Older Browser Support in Annotator

By dwhly | 4 October, 2014

Bill Hunt is a developer with the OpenGov Foundation, his article below is cross-posted from there.

The Annotator Problem: New Tech in Older Web Browsers

A few months ago, The OpenGov Foundation was awarded a grant from Hypothes.is’ Open Annotation Fund to add cross-browser support for Annotator, the tool powering inline annotation on government policy documents – like legislation and regulations – with Madison. For the civic technology community, this is no small obstacle: new, life-improving technologies often founder on the shoals of out-dated web browsers and operating systems. Some context: in the United States, for every person surfing the web with Chrome last month, two were not, according to StatCounter.

At the April 2014 I Annotate conference in San Francisco, we identified many older browsers, particularly Internet Explorer (IE), that simply could not run Annotator; therefore, large swaths of the world could not harness Madison. Since many citizens and government offices use older versions of Windows and Internet Explorer, in order to achieve our open government goals with Madison, we needed to modify the Annotator software package to support all of our users, not just those with new computers running the latest Internet browsers.

Creating an Assessment

The first task was to assess the scope of the problem. In today’s current web browser landscape, where does Annotator work as it should? Where does it break? Since Annotator has a built-in test suite, the fastest way to answers was to run the tests in every browser we wanted Annotator to work. To get a more comprehensive view, we needed to create an automated test runner and find a way to run our tests across multiple browsers.
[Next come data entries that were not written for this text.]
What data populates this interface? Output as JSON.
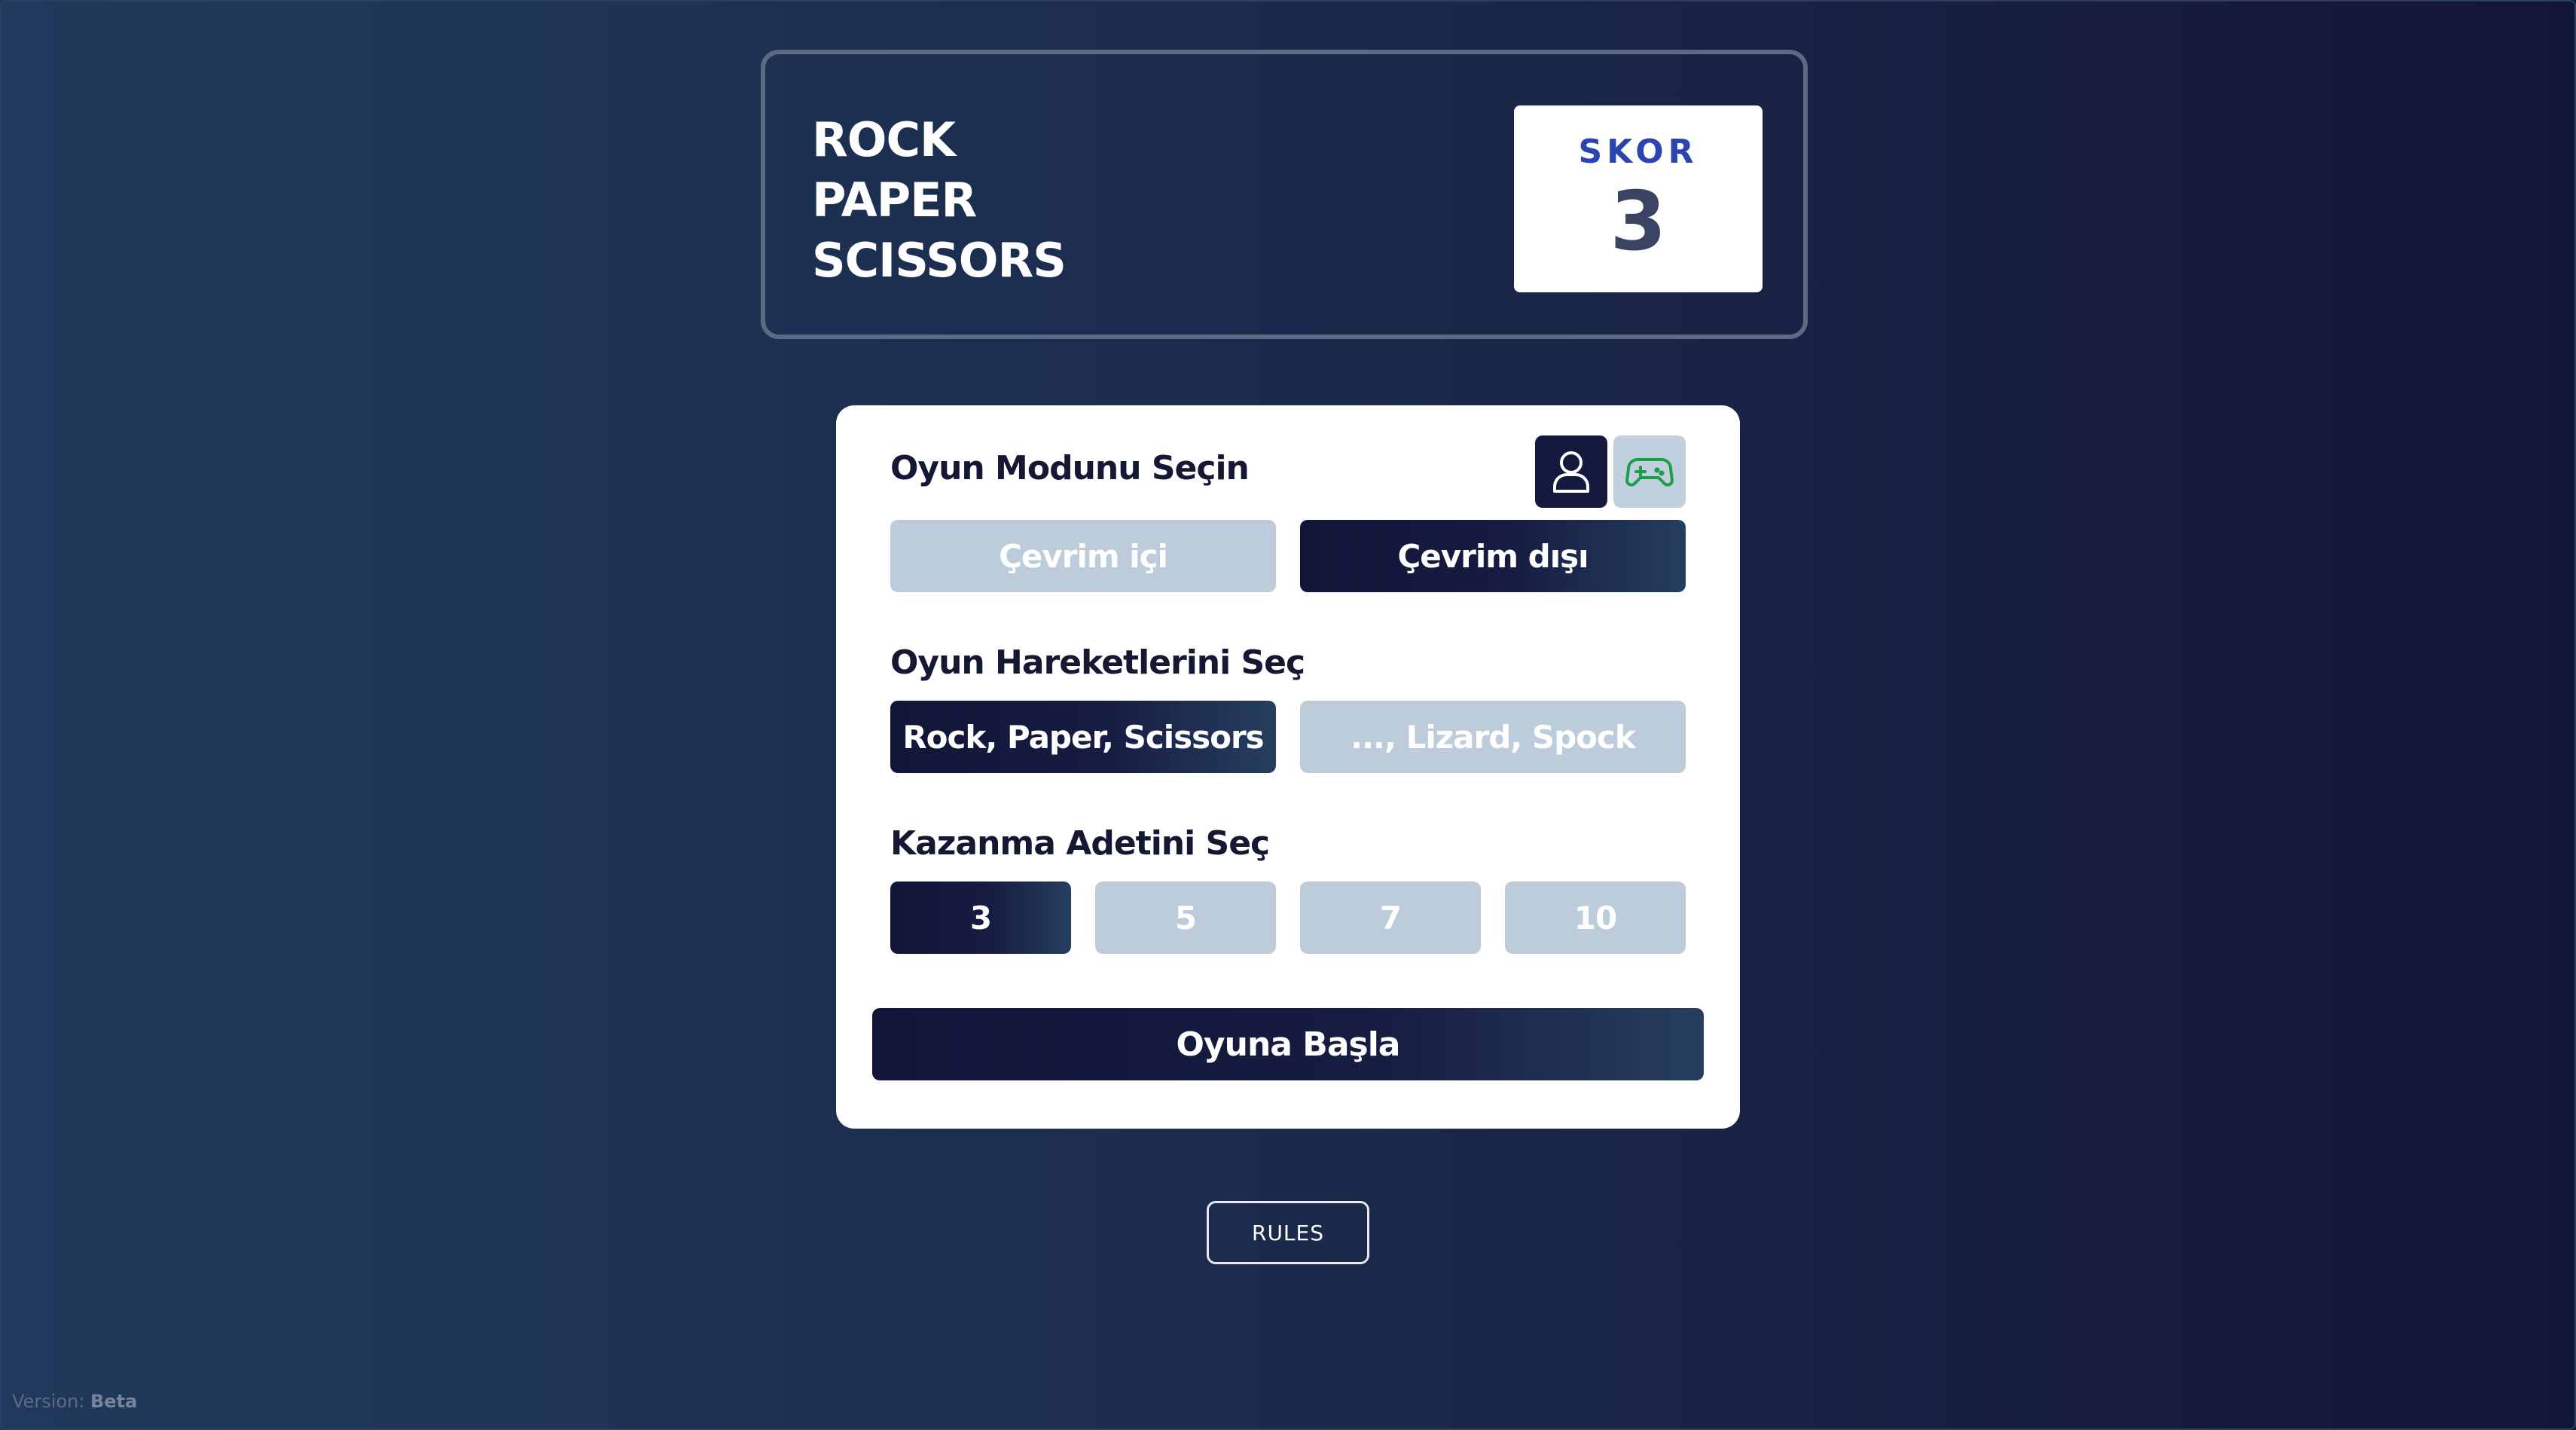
{
  "header": {
    "title_lines": [
      "ROCK",
      "PAPER",
      "SCISSORS"
    ],
    "score_label": "SKOR",
    "score_value": "3"
  },
  "settings": {
    "mode": {
      "label": "Oyun Modunu Seçin",
      "online_label": "Çevrim içi",
      "offline_label": "Çevrim dışı",
      "selected": "Çevrim dışı",
      "icons": {
        "player": "user-icon",
        "computer": "gamepad-icon"
      }
    },
    "moves": {
      "label": "Oyun Hareketlerini Seç",
      "classic_label": "Rock, Paper, Scissors",
      "extended_label": "..., Lizard, Spock",
      "selected": "Rock, Paper, Scissors"
    },
    "wins": {
      "label": "Kazanma Adetini Seç",
      "options": [
        "3",
        "5",
        "7",
        "10"
      ],
      "selected": "3"
    },
    "start_label": "Oyuna Başla"
  },
  "rules_label": "RULES",
  "version": {
    "prefix": "Version:",
    "value": "Beta"
  },
  "colors": {
    "active_button": "#141a3d",
    "inactive_button": "#bcccdb",
    "score_label": "#2a45b0",
    "gamepad_icon": "#1f9e4a"
  }
}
For this, we used SauceLabs to create virtualized browsers to run our test suite against, since it contains almost every platform we care about. The SauceLabs API provided an easy way of creating these test runs, and the grunt-saucelabs package gave us an easy way to interface with them via Grunt. We investigated other solutions, but none were nearly as stable and mature. SauceLabs can also easily be integrated with most continuous integration tools, though we did not go that direction on this project.

Browser Testing Begins, Fails Immediately

While trying to run the initial tests in most versions of IE and older versions of Safari, the tests simply wouldn’t go. There were clearly major issues to investigate. Several of these problems turned out to be related to the way we ran the tests–some help from SauceLabs set us on the right track.
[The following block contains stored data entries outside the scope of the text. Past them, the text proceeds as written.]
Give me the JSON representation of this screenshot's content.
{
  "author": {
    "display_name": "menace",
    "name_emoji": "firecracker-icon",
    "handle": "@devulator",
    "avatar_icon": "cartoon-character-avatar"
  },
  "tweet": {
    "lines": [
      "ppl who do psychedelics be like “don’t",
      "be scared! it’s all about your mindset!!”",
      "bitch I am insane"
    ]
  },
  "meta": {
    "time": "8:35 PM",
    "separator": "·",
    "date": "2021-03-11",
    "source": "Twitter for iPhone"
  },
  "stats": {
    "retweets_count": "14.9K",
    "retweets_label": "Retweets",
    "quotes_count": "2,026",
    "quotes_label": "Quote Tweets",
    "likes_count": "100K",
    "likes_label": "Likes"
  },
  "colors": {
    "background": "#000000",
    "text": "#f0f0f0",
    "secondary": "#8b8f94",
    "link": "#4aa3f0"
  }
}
Next, we discovered that several of the testing libraries in use – including Chai and Sinon – didn’t offer out-of-the-box support for IE version 8. For Chai, we are only using the assert method for testing, and were able to make a straight replacement for assertive-chai. Implementing the bundled sinon-ie library solved the Sinon issue.

That was the easy part.

Patching for Features, Shim Libraries

The main problem with older browsers attempting to run Annotator is that they were written before current Internet standards became widely adopted, or in some cases, before those standards were even created. As a result, older browsers simply lack features from modern tools, or define and handle those features differently. In many cases, there are shim libraries available to make these features work properly, but not always.

In IE8, for example, the console api is only available if the Developer Tools window is open. When the window is closed (the default), using any of the console functions will cause an error. Since console sends the error messages in Annotator, it had to be replaced when not available. Since only a few lines of code are needed to replace console with an empty object, we wrote a custom shim to solve the problem. Similarly, there are a few calls to constants on the DOM Node constructor which is not present in IE. We therefore created a replacement Node object and hard coded those values.
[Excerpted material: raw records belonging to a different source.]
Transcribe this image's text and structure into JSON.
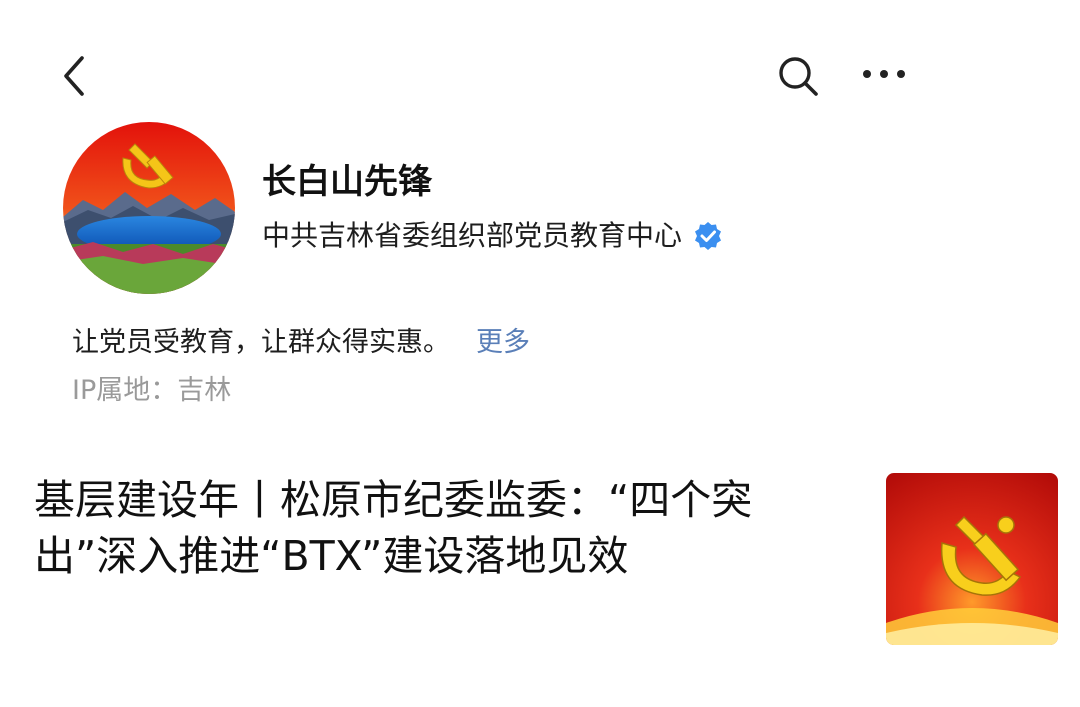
{
  "nav": {
    "back_icon": "chevron-left-icon",
    "search_icon": "search-icon",
    "more_icon": "more-horizontal-icon"
  },
  "profile": {
    "name": "长白山先锋",
    "organization": "中共吉林省委组织部党员教育中心",
    "verified_icon": "verified-badge-icon",
    "bio": "让党员受教育，让群众得实惠。",
    "more_label": "更多",
    "ip_location": "IP属地：吉林"
  },
  "article": {
    "title": "基层建设年丨松原市纪委监委：“四个突出”深入推进“BTX”建设落地见效"
  },
  "colors": {
    "accent_link": "#5a7fb8",
    "verified_blue": "#3b8ff0",
    "muted_text": "#9a9a9a",
    "party_red": "#d81e06",
    "party_gold": "#f5c518"
  }
}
As to other Annotator aspects, there are some very well established shim libraries to add support for commonly-used features. The ECMAScript-5 shim library adds support for many of the functions added by ECMA 5 to Javascript; mainly this is to complete the many Array functions we use, such as map and reduce. Douglas Crockford’s excellent JSON library allows us to manipulate JSON. Last, we used Rangy to provide a consistent interface to the getSelection and createRange document APIs. Also needed was a patch for Object.keys support for one of our dependencies: backbone-event-standalone.

Passing the Tests (Mostly)

With that done, most tests passed. However, Annotator still didn’t work perfectly in older browsers. A few features still eluded our tests, such as the handling of click events, which were inconsistent across browsers. We also had to do some tweaks to the CSS, as the rgba() css function, used for creating transparent colors, was not available. An opaque fallback color was used in those cases. The only other issue was CORS support, which we were able to manually enable in jQuery.

Wrapping Up & What’s Next

By the time we completed all of this work, we had run out of time for further improvements, like continuous integration and Selenium-based acceptance testing. And since the existing tests do not provide complete coverage, passing every test doesn’t guarantee that Annotator works perfectly in every browser, every time. While it will be up to the Annotator community to maintain and extend this project, we made significant progress. Thanks to the Open Annotation Fund and Hypothes.is, millions more Internet users can put Madison to work where they live, in whichever web browser they want or need to use.